On habeas the Michigan Court of Appeals held that Thompkins did not invoke his Miranda rights and that he waived the right by answering the officer’s question, a position rejected by the Sixth Circuit Court of Appeals but accepted by the Supreme Court.
Justice Sotomeyer wrote the dissent. She pointed out that in the Supreme Court held that “If [an] individual indicates in any manner, at any time prior to or during questioning, that he wishes to remain silent” or if he “states that he wants an attorney,” the interrogation “must cease.” It would seem that a two and three quarter hour silence would be an indication that Thompkins wanted to remain silent. In Miranda the Court wrote:
“Whatever the testimony of the authorities as to waiver of rights by an accused, the fact of lengthy interrogation or incommunicado incarceration before a statement is made is strong evidence that the accused did not validly waive his rights. In these circumstances the fact that the individual eventually made a statement is consistent with the conclusion that the compelling influence of the interrogation finally forced him to do so. It is inconsistent with any notion of a voluntary relinquishment of the privilege.”

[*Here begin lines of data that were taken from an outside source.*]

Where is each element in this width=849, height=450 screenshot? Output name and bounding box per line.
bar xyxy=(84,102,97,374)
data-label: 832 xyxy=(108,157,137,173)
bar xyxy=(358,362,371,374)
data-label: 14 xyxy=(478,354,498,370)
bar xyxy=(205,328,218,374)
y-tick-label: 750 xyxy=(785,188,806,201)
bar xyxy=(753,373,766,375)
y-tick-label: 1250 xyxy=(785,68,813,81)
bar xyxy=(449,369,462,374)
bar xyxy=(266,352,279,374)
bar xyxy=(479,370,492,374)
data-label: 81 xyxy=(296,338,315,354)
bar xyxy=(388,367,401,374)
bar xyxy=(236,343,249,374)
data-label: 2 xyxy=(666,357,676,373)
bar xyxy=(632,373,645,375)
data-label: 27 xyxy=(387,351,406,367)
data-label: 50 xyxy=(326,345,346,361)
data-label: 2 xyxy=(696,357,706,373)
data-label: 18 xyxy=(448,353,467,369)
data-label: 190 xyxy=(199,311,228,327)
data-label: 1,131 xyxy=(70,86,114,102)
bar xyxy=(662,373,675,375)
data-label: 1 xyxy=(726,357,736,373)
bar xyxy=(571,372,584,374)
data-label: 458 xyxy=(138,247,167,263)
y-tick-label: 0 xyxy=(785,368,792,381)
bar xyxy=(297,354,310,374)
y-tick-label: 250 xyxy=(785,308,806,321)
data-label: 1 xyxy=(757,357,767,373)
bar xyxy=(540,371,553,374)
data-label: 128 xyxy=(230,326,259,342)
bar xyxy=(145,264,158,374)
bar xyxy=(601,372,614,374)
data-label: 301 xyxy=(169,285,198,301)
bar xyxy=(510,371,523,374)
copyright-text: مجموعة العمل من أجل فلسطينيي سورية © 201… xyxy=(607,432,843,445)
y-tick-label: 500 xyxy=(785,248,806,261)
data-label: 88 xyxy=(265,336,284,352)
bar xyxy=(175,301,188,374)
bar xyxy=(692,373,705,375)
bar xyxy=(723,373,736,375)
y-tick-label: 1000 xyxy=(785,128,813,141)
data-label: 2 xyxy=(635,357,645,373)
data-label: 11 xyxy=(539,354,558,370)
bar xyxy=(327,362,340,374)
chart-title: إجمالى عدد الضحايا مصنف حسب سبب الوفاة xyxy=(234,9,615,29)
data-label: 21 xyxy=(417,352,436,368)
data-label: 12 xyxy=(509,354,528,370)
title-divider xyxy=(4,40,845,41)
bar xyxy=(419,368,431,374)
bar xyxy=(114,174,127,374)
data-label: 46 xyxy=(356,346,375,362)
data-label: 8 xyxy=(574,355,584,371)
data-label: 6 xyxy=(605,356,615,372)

As Sotomeyer points out this seems to be pretty much on point but it was ignored by the majority. As the Court stated in Miranda: “a valid waiver will not be presumed … simply from the fact that a confession was in fact eventually obtained.”
Perhaps the most ironic part of the decision is that arrestees must now verbally assert their desire to remain silent. The common Miranda right read to arrestees says that the arrestee has a right to ask for an attorney and the right to remain silent. It says nothing about stating that the arrestee must state that he/she wants to remain silent.